Sunday, September 27, 2009


Community Mapping Excercise...
We divided the men and women into two groups to draw what they found important in their community...the women drew the casas, schools, churches...the men drew farm fields and colmados. Hmmmm


Intensive Community Based Training in a remote campo with five other American camperos (Loud merengue booming from the colmado but no lights in the casa. Bucket baths and muddy streets...). The scenario invites itself to a bit of the loca.

Mellizas, Viveres, Pajaros


Viveres


…the mountains of yucca, platano, gineo and potato that fill our plates three meals a day is beyond words. I’ve seriously dreamt about saving them up in a bucket for a day when I finally construct a vivere gun to propel starchy boiled vegetables across the charco (waterfall) above our village (I don't think that would translate as an appropriate form of cross-cultural exchange).


Pajaro


To start with, words are over-rated. In the campo, general grunts and “Awepa!” retorts are appropriate for general conversation. Hand signals cover another 40 percent. And verbal conversation generally fluctuates around the quality and type of food and the weather. Sitting together in silence is just another way to compartir (share). Another form of indirect communication, the more viveres a Doña feeds you, the more she loves you.
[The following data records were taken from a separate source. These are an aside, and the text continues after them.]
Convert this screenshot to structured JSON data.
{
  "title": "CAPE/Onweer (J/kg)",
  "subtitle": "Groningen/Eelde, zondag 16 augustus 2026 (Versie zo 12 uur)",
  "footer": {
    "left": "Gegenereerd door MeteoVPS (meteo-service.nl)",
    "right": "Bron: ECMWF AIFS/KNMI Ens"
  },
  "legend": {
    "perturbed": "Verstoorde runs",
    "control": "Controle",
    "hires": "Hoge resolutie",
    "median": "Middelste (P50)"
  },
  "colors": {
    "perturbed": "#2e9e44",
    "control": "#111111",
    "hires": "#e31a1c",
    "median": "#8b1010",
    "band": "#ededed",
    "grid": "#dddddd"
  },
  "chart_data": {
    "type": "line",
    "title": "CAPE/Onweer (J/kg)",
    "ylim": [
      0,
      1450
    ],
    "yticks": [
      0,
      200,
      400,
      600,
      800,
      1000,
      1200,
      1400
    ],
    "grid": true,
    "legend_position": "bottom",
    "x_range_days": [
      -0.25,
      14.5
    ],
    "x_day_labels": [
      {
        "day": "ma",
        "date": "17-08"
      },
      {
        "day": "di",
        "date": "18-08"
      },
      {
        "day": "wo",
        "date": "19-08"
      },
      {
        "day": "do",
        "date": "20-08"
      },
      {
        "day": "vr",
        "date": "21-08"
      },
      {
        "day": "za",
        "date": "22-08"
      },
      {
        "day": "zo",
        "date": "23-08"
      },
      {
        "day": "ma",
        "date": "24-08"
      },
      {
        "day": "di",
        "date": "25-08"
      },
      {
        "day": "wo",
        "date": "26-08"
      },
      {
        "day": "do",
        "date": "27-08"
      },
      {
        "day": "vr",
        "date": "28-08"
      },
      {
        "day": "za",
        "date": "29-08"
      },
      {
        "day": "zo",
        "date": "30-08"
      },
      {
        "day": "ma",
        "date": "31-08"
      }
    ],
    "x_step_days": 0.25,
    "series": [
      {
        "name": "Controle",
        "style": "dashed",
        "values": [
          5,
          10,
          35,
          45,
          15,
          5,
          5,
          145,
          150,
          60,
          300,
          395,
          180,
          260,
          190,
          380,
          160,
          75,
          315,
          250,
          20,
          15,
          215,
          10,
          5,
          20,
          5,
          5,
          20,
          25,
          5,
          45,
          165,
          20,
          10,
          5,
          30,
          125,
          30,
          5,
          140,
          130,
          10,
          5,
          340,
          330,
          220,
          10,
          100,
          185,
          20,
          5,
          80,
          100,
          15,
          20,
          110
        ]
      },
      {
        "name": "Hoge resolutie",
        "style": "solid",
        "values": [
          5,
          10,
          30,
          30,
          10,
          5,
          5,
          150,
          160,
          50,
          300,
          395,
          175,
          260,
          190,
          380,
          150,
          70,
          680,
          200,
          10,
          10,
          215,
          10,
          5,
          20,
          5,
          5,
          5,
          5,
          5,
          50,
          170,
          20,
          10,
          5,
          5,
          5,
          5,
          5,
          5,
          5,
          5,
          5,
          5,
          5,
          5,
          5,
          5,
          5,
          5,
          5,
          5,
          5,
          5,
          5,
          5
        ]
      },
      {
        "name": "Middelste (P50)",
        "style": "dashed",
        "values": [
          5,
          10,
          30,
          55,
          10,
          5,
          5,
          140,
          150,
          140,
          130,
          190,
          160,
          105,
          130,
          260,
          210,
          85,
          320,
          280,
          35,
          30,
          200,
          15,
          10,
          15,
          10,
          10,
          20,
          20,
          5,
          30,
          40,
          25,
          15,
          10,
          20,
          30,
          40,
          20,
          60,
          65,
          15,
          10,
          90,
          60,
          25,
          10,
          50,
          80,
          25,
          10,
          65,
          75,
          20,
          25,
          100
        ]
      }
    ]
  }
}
So onto pajaro. The original meaning of the word being a parrot, however in the campo the word takes on a life of its own (and I should note that its true across the Dominican…) A pajaro can be a derogatory name for a homosexual, a name for a tiguere (bad boy) or a saucy chica. Well, as one of the water volunteers, Gabe, sat together with his doña in relative silence, one evening, the dona suddenly retorted “que pajaro tiguere” gesturing with her lips (another characteristic Dominican gesture). Gabe was a bit bewildered. Where was the parrot in the house? And what was she pointing at? He quickly realized she was yelling at a rat. So goes it. Cockroaches, tigueres, rats, parrots, you name it, it’s a pajaro.


Mellizas
.

Campo living is pretty slim pickings in the mujer department. In our little pueblo of Mancebo with about 90 inhabitants we’re working with about 2/3 male population (largely comprised of Hatain migratory workers). And since women in the campo are married off at age 16, there are really no single chicas to speak of. Needless to say, Jen and I, the two women water trainees, are hot commodities.

With that said, the story of the beautiful mellizas (twins) has been passed down the Peace Corps chain from volunteer to trainee for what’s going on more than three years now. Who is gonna get with the mellizas? For our group its been a chronic topic of conversation (although we’ve only caught glimpses of her from the back of a pick-up as we drive through the neighboring village).

We decided to start a bit of chisme with the other Peace Corps trainee groups, mailing hand-written letters about the fate of two water trainees, Duncan and Justin. Duncan, on the edge of quitting PC for good, just up and leaves Mancebo on the back of a pick-up to destination unknown…a week later he returns on a burro with a melliza. “She changed my life”. Inspired, Justin decides he needs a melliza and thus goes out to win the other mellizas heart . They quickly discover that they are dating the same melliza and decide to stick-it-out and “share” for the rest.

The chisme letter wraps up with my compañeros going to look for me in the latrine and actually finding me in the latrine. And then us rescuing Gabe after a suicide attempt with his mosquitero net (one too many viveres).


So goes the campo.

Brindis!

Thursday, September 10, 2009


Dominoes in the Plaza de Colon.


Street Vendor making cane juice. He pushes the sugar cane through a press to squeeze out the juice, slips in some lime and ice and voila! muy rica!


La Colorada...I visited a one-year water volunteer at her site in the North. Here she is walking with her homestay sister on the back-40.

Five weeks of Community Based Training (CBT) start today!

Wednesday, September 2, 2009

Tuesday, our trainee group appreciated a special visit from the new Peace Corps Director, Aaron S. Williams! He was sworn in just this past August. Fun fact: Aaron served in the Dominican Republic in Monte Plata back in the '60s and met his wife, a Dominican, while in service.



New Surroundings...



Views from my homestay in el barrio de Los Angeles...My Doña makes a delicious juice squeezed from the fruits!

Local pollo butcher in Los Angeles

Girl walking to a photo shoot for her Quinceañera(15th birthday bash) in the Botanical Garden, Santo Domingo.